The main reason for acquiring better accuracy is the use of integration of different modern techniques (RU, t-SNE, PCA, LRL, and SVD). These techniques perform a quicker data training process for increasing accuracy. Furthermore, these integrated techniques help to detect fraud successfully. PCA is employed to obtain lower-dimensional data while retaining as much variation in the data. The exploratory data analysis and predictive modeling are performed to reduce dimensionality by projecting each data point onto only the first few major components. In order to further improve accuracy, t-SNE is used to reduce dimensionality by keeping similar and dissimilar instances apart. LRL is also used to assess the success and failure probability of CNP fraud. In order to predict the relationship between various legitimate and illegitimate transactions, the interaction of predictor factors is simulated. However, the integration of modern techniques can increase the complexity.
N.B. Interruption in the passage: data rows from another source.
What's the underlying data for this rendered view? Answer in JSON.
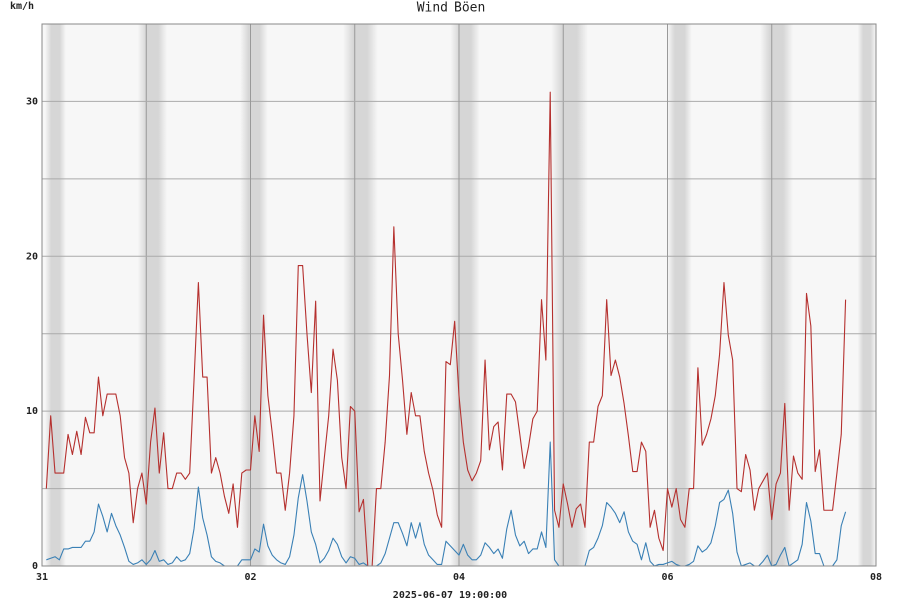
{
  "chart_data": {
    "type": "line",
    "ylabel": "km/h",
    "xlabel": "2025-06-07 19:00:00",
    "x": [
      1,
      2,
      3,
      4,
      5,
      6,
      7,
      8,
      9,
      10,
      11,
      12,
      13,
      14,
      15,
      16,
      17,
      18,
      19,
      20,
      21,
      22,
      23,
      24,
      25,
      26,
      27,
      28,
      29,
      30,
      31,
      32,
      33,
      34,
      35,
      36,
      37,
      38,
      39,
      40,
      41,
      42,
      43,
      44,
      45,
      46,
      47,
      48,
      49,
      50,
      51,
      52,
      53,
      54,
      55,
      56,
      57,
      58,
      59,
      60,
      61,
      62,
      63,
      64,
      65,
      66,
      67,
      68,
      69,
      70,
      71,
      72,
      73,
      74,
      75,
      76,
      77,
      78,
      79,
      80,
      81,
      82,
      83,
      84,
      85,
      86,
      87,
      88,
      89,
      90,
      91,
      92,
      93,
      94,
      95,
      96,
      97,
      98,
      99,
      100,
      101,
      102,
      103,
      104,
      105,
      106,
      107,
      108,
      109,
      110,
      111,
      112,
      113,
      114,
      115,
      116,
      117,
      118,
      119,
      120,
      121,
      122,
      123,
      124,
      125,
      126,
      127,
      128,
      129,
      130,
      131,
      132,
      133,
      134,
      135,
      136,
      137,
      138,
      139,
      140,
      141,
      142,
      143,
      144,
      145,
      146,
      147,
      148,
      149,
      150,
      151,
      152,
      153,
      154,
      155,
      156,
      157,
      158,
      159,
      160,
      161,
      162,
      163,
      164,
      165,
      166,
      167,
      168,
      169,
      170,
      171,
      172,
      173,
      174,
      175,
      176,
      177,
      178,
      179,
      180,
      181,
      182,
      183,
      184,
      185
    ],
    "series": [
      {
        "name": "Wind",
        "color": "#3a80b5",
        "values": [
          0.4,
          0.5,
          0.6,
          0.4,
          1.1,
          1.1,
          1.2,
          1.2,
          1.2,
          1.6,
          1.6,
          2.2,
          4,
          3.2,
          2.2,
          3.4,
          2.6,
          2,
          1.2,
          0.3,
          0.1,
          0.2,
          0.4,
          0.1,
          0.4,
          1,
          0.3,
          0.4,
          0.1,
          0.2,
          0.6,
          0.3,
          0.4,
          0.8,
          2.4,
          5.1,
          3.1,
          2,
          0.6,
          0.3,
          0.2,
          0,
          0,
          0,
          0,
          0.4,
          0.4,
          0.4,
          1.1,
          0.9,
          2.7,
          1.3,
          0.7,
          0.4,
          0.2,
          0.1,
          0.6,
          2,
          4.4,
          5.9,
          4.2,
          2.2,
          1.4,
          0.2,
          0.5,
          1,
          1.8,
          1.4,
          0.6,
          0.2,
          0.6,
          0.5,
          0.1,
          0.2,
          0,
          0,
          0,
          0.2,
          0.8,
          1.8,
          2.8,
          2.8,
          2.1,
          1.3,
          2.8,
          1.8,
          2.8,
          1.4,
          0.7,
          0.4,
          0.1,
          0.1,
          1.6,
          1.3,
          1,
          0.7,
          1.4,
          0.7,
          0.4,
          0.4,
          0.7,
          1.5,
          1.2,
          0.8,
          1.1,
          0.5,
          2.4,
          3.6,
          2,
          1.3,
          1.6,
          0.8,
          1.1,
          1.1,
          2.2,
          1.2,
          8,
          0.4,
          0,
          0,
          0,
          0,
          0,
          0,
          0,
          1,
          1.2,
          1.8,
          2.6,
          4.1,
          3.8,
          3.4,
          2.8,
          3.5,
          2.2,
          1.6,
          1.4,
          0.4,
          1.5,
          0.3,
          0,
          0.1,
          0.1,
          0.2,
          0.3,
          0.1,
          0,
          0,
          0.1,
          0.3,
          1.3,
          0.9,
          1.1,
          1.5,
          2.6,
          4.1,
          4.3,
          4.9,
          3.4,
          0.9,
          0,
          0.1,
          0.2,
          0,
          0,
          0.3,
          0.7,
          0,
          0.1,
          0.7,
          1.2,
          0,
          0.2,
          0.4,
          1.4,
          4.1,
          2.9,
          0.8,
          0.8,
          0,
          0,
          0,
          0.4,
          2.6,
          3.5
        ]
      },
      {
        "name": "Böen",
        "color": "#b5302e",
        "values": [
          5,
          9.7,
          6,
          6,
          6,
          8.5,
          7.2,
          8.7,
          7.2,
          9.6,
          8.6,
          8.6,
          12.2,
          9.7,
          11.1,
          11.1,
          11.1,
          9.7,
          7,
          6,
          2.8,
          5,
          6,
          4,
          8,
          10.2,
          6,
          8.6,
          5,
          5,
          6,
          6,
          5.6,
          6,
          12,
          18.3,
          12.2,
          12.2,
          6,
          7,
          6,
          4.5,
          3.4,
          5.3,
          2.5,
          6,
          6.2,
          6.2,
          9.7,
          7.4,
          16.2,
          11,
          8.6,
          6,
          6,
          3.6,
          6,
          9.7,
          19.4,
          19.4,
          15,
          11.2,
          17.1,
          4.2,
          7,
          9.7,
          14,
          12,
          7,
          5,
          10.3,
          10,
          3.5,
          4.3,
          0,
          0,
          5,
          5,
          8,
          12.3,
          21.9,
          15,
          12,
          8.5,
          11.2,
          9.7,
          9.7,
          7.4,
          6,
          4.9,
          3.3,
          2.5,
          13.2,
          13,
          15.8,
          11,
          8,
          6.2,
          5.5,
          6,
          6.8,
          13.3,
          7.5,
          9,
          9.3,
          6.2,
          11.1,
          11.1,
          10.6,
          8.5,
          6.3,
          7.7,
          9.5,
          10,
          17.2,
          13.3,
          30.6,
          3.6,
          2.5,
          5.3,
          4,
          2.5,
          3.7,
          4,
          2.5,
          8,
          8,
          10.3,
          11,
          17.2,
          12.3,
          13.3,
          12.2,
          10.5,
          8.4,
          6.1,
          6.1,
          8,
          7.4,
          2.5,
          3.6,
          1.8,
          1,
          5,
          3.8,
          5,
          3,
          2.5,
          5,
          5,
          12.8,
          7.8,
          8.5,
          9.5,
          11,
          13.7,
          18.3,
          14.9,
          13.3,
          5,
          4.8,
          7.2,
          6.2,
          3.6,
          5,
          5.5,
          6,
          3,
          5.3,
          6,
          10.5,
          3.6,
          7.1,
          6,
          5.6,
          17.6,
          15.5,
          6.1,
          7.5,
          3.6,
          3.6,
          3.6,
          6,
          8.5,
          17.2
        ]
      }
    ],
    "xlim": [
      0,
      192
    ],
    "xticks": [
      {
        "value": 0,
        "label": "31"
      },
      {
        "value": 48,
        "label": "02"
      },
      {
        "value": 96,
        "label": "04"
      },
      {
        "value": 144,
        "label": "06"
      },
      {
        "value": 192,
        "label": "08"
      }
    ],
    "x_minor_ticks": [
      24,
      72,
      120,
      168
    ],
    "ylim": [
      0,
      35
    ],
    "yticks": [
      0,
      10,
      20,
      30
    ],
    "y_minor_ticks": [
      5,
      15,
      25
    ],
    "night_bands": [
      [
        0.7,
        5.5
      ],
      [
        22,
        28.8
      ],
      [
        45.6,
        52
      ],
      [
        69.3,
        77.3
      ],
      [
        94,
        100.8
      ],
      [
        117.2,
        125.7
      ],
      [
        144,
        149.6
      ],
      [
        165.3,
        172.9
      ],
      [
        187.8,
        192
      ]
    ],
    "grid": true
  }
}
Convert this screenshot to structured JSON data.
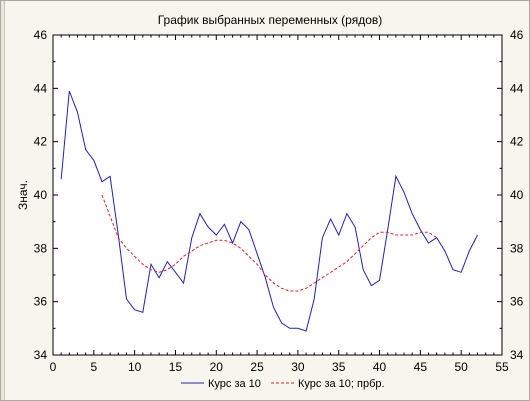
{
  "chart_data": {
    "type": "line",
    "title": "График выбранных переменных (рядов)",
    "ylabel": "Знач.",
    "xlabel": "",
    "xlim": [
      0,
      55
    ],
    "ylim": [
      34,
      46
    ],
    "x_ticks": [
      0,
      5,
      10,
      15,
      20,
      25,
      30,
      35,
      40,
      45,
      50,
      55
    ],
    "y_ticks": [
      34,
      36,
      38,
      40,
      42,
      44,
      46
    ],
    "grid": false,
    "legend_position": "bottom",
    "series": [
      {
        "name": "Курс за 10",
        "color": "#2020c0",
        "style": "solid",
        "x": [
          1,
          2,
          3,
          4,
          5,
          6,
          7,
          8,
          9,
          10,
          11,
          12,
          13,
          14,
          15,
          16,
          17,
          18,
          19,
          20,
          21,
          22,
          23,
          24,
          25,
          26,
          27,
          28,
          29,
          30,
          31,
          32,
          33,
          34,
          35,
          36,
          37,
          38,
          39,
          40,
          41,
          42,
          43,
          44,
          45,
          46,
          47,
          48,
          49,
          50,
          51,
          52
        ],
        "y": [
          40.6,
          43.9,
          43.1,
          41.7,
          41.3,
          40.5,
          40.7,
          38.5,
          36.1,
          35.7,
          35.6,
          37.4,
          36.9,
          37.5,
          37.1,
          36.7,
          38.4,
          39.3,
          38.8,
          38.5,
          38.9,
          38.2,
          39.0,
          38.7,
          37.8,
          36.9,
          35.8,
          35.2,
          35.0,
          35.0,
          34.9,
          36.1,
          38.4,
          39.1,
          38.5,
          39.3,
          38.8,
          37.2,
          36.6,
          36.8,
          38.7,
          40.7,
          40.1,
          39.3,
          38.7,
          38.2,
          38.4,
          37.9,
          37.2,
          37.1,
          37.9,
          38.5
        ]
      },
      {
        "name": "Курс за 10; прбр.",
        "color": "#e02020",
        "style": "dashed",
        "x": [
          6,
          7,
          8,
          9,
          10,
          11,
          12,
          13,
          14,
          15,
          16,
          17,
          18,
          19,
          20,
          21,
          22,
          23,
          24,
          25,
          26,
          27,
          28,
          29,
          30,
          31,
          32,
          33,
          34,
          35,
          36,
          37,
          38,
          39,
          40,
          41,
          42,
          43,
          44,
          45,
          46,
          47
        ],
        "y": [
          40.0,
          39.2,
          38.4,
          38.0,
          37.7,
          37.4,
          37.2,
          37.1,
          37.2,
          37.4,
          37.7,
          37.9,
          38.1,
          38.2,
          38.3,
          38.3,
          38.2,
          38.0,
          37.7,
          37.4,
          37.0,
          36.7,
          36.5,
          36.4,
          36.4,
          36.5,
          36.7,
          36.9,
          37.1,
          37.3,
          37.5,
          37.8,
          38.1,
          38.4,
          38.6,
          38.6,
          38.5,
          38.5,
          38.5,
          38.6,
          38.6,
          38.4
        ]
      }
    ]
  }
}
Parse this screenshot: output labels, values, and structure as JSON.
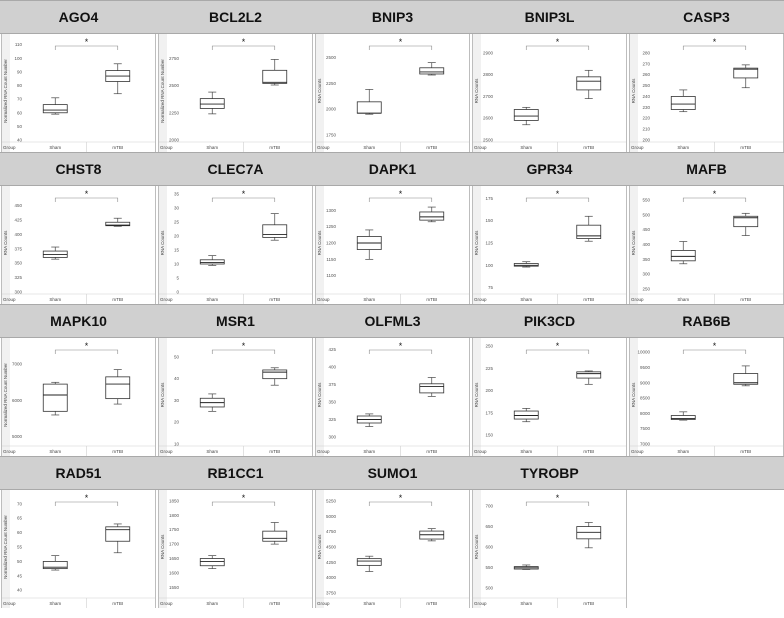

Thus, this issue has been resolved by using the dimensionality reduction feature process. This process helps to describe the procedure for reducing the number of variables in training data. When working with high-dimensional data, it may be useful to reduce dimensionality by projecting the data to a lower-dimensional subspace that captures the core of the data. The challenge encountered is the process of integration of different techniques.
6. Conclusions
The rise in fraudulent activity is massively increased due to e-banking transactions that put a burden on fraud control systems. In this research, we present a CCFDP method for detecting credit card fraud detection and prevention. The proposed method involves FDP and FPP. The FDP consists of four cutting-edge methods used in the FDP module: RU, t-SNE, PCA, and SVD processes. The FPP uses logistic regression learning. Furthermore, the Random Under Sampling approach has been employed to increase detection accuracy by balancing the number of fake samples with authentic ones. Different tests have been conducted on 1%, 2%, and 5% fraud proportions to demonstrate the efficiency of the proposed CCFDP. The results confirm that our proposed method has greater fraud detection accuracy. Furthermore, the accuracy of the proposed CCFDP is compared with the state-of-the-art (CATCHM, LSTM-RNN, CSLMLE, CCFDM, ESDL, ITCCFD, and BTG). Based on the comparison result, the proposed CCFDP outperforms current state-of-the-art methods. Moreover, the proposed CCFDP has the capability to prevent fraud as compared to counterpart methods. The result of fraud prevention accuracy also confirms the suitability of the proposed method.
In the future, we will assess the proposed CCFDP’s time and space complexity, as well as other quality-of-service factors.